Dari berbagai laporan penelitian memperlihatkan bahwa peningkatan
suhu tubuh berhubungan langsung dengan tingkat toksin pirogen yang
diproduksi untuk mengatasi berbagai rangsang titik rangsangan eksogen
seperti eksotoksin dan endotoksin menginduksi leukosit untuk
mengeluarkan pirogen endogen, dan yang di antaranya adalah IL-1 dan
TNFa. Agen endogen ini akan bekerja pada sistem saraf pusat pada tingkat
Organum Vasculosum Laminae Terminalis (OVLT), Yang dikelilingi oleh
bagian Medial dan lateral nukleus preoptik ,Hipotalamus anterior, dan
septum palusolum. Sebagai respon terhadap sitokin tersebut, maka pada
OVLT Terjadi sintesis prostaglandin, Terutama prostaglandin E2 melalui
metabolisme asam arakidonat jalur siklooksigenase 2 (COX-2). Proses ini
menimbulkan peningkatan suhu tubuh, terutama demam.
Mekanisme demam dapat juga terjadi melalui jalur non prostaglandin
melalui sinyal aferen nervus vagus, Dimediasi oleh produk lokal
macrophage inflammatory protein-1 (MIP-1), Suatu kematian yang
bekerja secara langsung terhadap hipotalamus anterior.Berbeda dengan
demam dari jalur prostaglandin, demam Melalui aktivitas MIP-1 tidak
dapat dihambat oleh antipiretik.
Menggigil timbul agar produksi panas meningkat. Sementara itu,
vasokonstriksi kulit juga berlangsung dengan cepat mengurangi
pengeluaran panas. Kedua mekanisme tersebut mendorong suhu naik.
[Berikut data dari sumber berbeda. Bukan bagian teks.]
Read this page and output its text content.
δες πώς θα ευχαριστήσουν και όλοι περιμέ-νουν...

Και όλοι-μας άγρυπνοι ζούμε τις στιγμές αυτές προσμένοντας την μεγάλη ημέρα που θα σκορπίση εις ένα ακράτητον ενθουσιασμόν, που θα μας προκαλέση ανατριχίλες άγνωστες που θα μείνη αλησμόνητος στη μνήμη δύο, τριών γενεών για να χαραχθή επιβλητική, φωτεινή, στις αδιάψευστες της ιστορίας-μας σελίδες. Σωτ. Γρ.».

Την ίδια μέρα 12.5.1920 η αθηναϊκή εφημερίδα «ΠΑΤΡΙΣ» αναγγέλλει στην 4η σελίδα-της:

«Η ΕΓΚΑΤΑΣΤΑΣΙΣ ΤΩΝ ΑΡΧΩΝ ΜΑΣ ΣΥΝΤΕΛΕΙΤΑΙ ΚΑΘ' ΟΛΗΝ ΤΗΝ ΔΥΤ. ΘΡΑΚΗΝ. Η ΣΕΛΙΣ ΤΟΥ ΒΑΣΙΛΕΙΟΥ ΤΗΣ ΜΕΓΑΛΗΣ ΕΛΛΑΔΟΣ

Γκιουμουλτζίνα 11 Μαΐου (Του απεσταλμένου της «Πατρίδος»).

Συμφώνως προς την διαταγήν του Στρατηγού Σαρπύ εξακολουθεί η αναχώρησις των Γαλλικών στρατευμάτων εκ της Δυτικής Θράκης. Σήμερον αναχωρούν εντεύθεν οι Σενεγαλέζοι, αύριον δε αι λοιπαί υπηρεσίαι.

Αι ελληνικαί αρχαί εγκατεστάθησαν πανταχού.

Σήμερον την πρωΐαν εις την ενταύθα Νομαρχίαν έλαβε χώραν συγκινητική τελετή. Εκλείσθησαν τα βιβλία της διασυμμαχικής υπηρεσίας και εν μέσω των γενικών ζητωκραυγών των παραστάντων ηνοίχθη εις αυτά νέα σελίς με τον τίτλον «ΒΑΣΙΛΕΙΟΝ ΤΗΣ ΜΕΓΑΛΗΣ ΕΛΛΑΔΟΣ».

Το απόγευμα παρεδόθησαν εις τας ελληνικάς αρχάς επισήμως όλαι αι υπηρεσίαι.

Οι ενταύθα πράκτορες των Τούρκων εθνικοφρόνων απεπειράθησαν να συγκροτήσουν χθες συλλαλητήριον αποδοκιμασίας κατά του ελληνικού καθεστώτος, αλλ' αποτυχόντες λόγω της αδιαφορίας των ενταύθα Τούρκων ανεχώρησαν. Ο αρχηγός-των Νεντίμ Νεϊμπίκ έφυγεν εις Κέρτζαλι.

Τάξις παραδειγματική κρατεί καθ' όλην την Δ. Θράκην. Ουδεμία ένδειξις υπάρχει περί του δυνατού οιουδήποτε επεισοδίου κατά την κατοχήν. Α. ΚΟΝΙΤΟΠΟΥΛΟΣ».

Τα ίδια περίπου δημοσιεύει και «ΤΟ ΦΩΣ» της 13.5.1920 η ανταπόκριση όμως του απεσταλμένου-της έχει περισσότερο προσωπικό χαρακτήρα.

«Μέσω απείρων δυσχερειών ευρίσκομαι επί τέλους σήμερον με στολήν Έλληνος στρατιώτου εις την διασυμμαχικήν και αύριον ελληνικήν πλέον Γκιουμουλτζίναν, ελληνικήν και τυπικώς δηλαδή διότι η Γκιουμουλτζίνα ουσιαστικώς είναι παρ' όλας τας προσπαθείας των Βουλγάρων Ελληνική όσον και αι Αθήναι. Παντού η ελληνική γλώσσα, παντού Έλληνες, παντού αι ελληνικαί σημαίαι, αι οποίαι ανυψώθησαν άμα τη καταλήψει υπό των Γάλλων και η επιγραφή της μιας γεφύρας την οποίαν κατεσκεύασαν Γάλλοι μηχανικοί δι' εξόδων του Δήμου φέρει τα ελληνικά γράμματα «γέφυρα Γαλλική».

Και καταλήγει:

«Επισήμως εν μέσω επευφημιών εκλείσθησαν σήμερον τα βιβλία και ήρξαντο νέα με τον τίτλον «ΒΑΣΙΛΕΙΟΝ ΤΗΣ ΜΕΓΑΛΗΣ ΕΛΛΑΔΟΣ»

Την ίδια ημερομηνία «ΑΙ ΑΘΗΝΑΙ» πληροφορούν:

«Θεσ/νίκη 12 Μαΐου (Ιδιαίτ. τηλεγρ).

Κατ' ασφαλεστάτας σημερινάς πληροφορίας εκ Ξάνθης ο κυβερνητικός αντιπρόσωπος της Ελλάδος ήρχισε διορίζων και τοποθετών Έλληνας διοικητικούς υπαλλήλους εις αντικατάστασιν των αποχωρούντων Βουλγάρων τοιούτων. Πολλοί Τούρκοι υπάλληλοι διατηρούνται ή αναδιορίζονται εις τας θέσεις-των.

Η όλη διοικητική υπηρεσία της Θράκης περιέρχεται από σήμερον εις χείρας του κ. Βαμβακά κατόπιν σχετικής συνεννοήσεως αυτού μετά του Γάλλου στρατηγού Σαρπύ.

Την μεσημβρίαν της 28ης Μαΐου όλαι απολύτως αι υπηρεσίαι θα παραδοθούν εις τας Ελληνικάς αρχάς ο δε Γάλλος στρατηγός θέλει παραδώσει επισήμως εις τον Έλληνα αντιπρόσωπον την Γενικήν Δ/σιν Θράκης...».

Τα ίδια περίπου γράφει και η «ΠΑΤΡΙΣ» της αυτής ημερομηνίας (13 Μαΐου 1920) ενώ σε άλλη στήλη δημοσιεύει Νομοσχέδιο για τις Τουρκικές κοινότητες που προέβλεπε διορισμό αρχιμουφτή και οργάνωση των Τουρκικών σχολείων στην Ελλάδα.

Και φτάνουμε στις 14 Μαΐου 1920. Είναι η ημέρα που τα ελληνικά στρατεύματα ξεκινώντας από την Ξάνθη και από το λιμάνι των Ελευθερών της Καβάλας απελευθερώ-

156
Dengan demikian, pembentukan demam sebagai reaksi terhadap
rangsangan pirogenik adalah sesuatu yang disengaja dan bukan disebabkan
oleh kerusakan mekanisme termoregulasi.
5. Dampak Demam
Demam diatas 41°C dapat menyebabkan hiperpireksia yang sangat
berbahaya karena dapat menyebabkan berbagai perubahan metabolisme,
fisiologi, dan akhirnya berdampak pada kerusakan susunan saraf pusat.
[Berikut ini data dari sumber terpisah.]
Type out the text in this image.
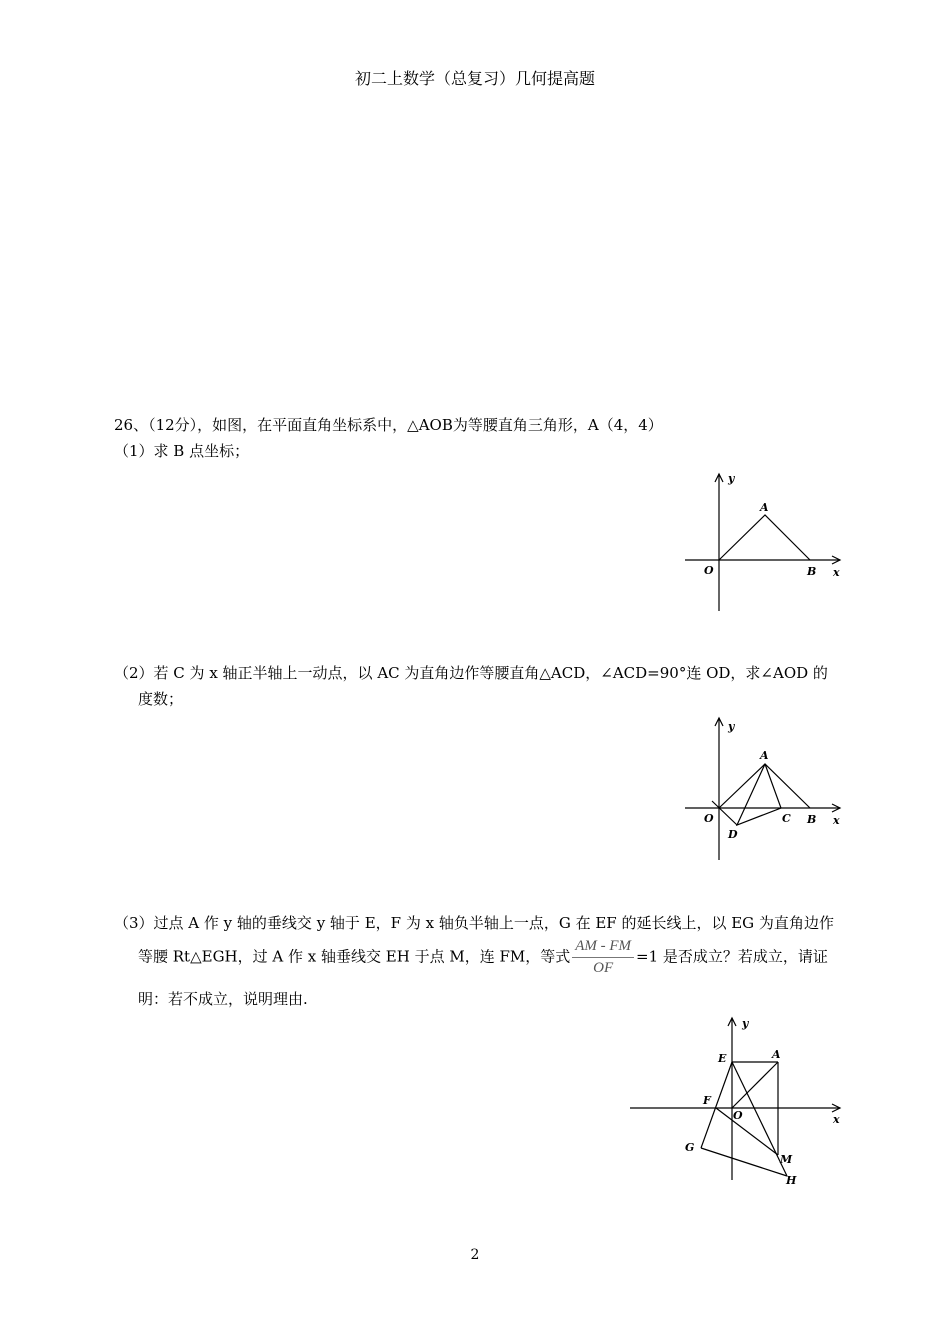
初二上数学（总复习）几何提高题
26、（12分），如图，在平面直角坐标系中，△AOB为等腰直角三角形，A（4，4）
（1）求 B 点坐标；
y
A
O	B x
（2）若 C 为 x 轴正半轴上一动点，以 AC 为直角边作等腰直角△ACD，∠ACD=90°连 OD，求∠AOD 的
度数；
y
A
O	C B x
D
（3）过点 A 作 y 轴的垂线交 y 轴于 E，F 为 x 轴负半轴上一点，G 在 EF 的延长线上，以 EG 为直角边作
等腰 Rt△EGH，过 A 作 x 轴垂线交 EH 于点 M，连 FM，等式 $\frac{AM - FM}{OF} =1$ 是否成立？若成立，请证
明：若不成立，说明理由.
y
E	A
F
O	x
G
M
H
2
Pada awalnya anak tampak menjadi gelisah disertai nyeri kepala, pusing,
kejang, serta akhirnya tidak sadar. Keadaan koma terjadi bila suhu >43°C
dan kematian terjadi dalam beberapa jam bila suhu 43°C sampai 45°C
(Plipat, Hakim & Ahrens, 2010).
6. Penanganan Demam
Pada prinsipnya demam dapat menguntungkan dan dapat merugikan,
menguntungkan karena peningkatan kemampuan sistem imunitas atau
kekebalan tubuh dalam melawan sebuah penyakit dan menurunkan
kemampuan virus atau bakteri dalam memperbanyak diri. Demam
merugikan karena menimbulkan anak menjadi gelisah, tidak bisa tiudr,
selera makan dan minum menurun bahkan dapat menimbulkan kejang
demam (Bahren, 2014).
Penanganan terhadap demam dapat dilakukan dengan tindakan
farmakologis, tindakan non farmakologis maupun kombinasi keduanya.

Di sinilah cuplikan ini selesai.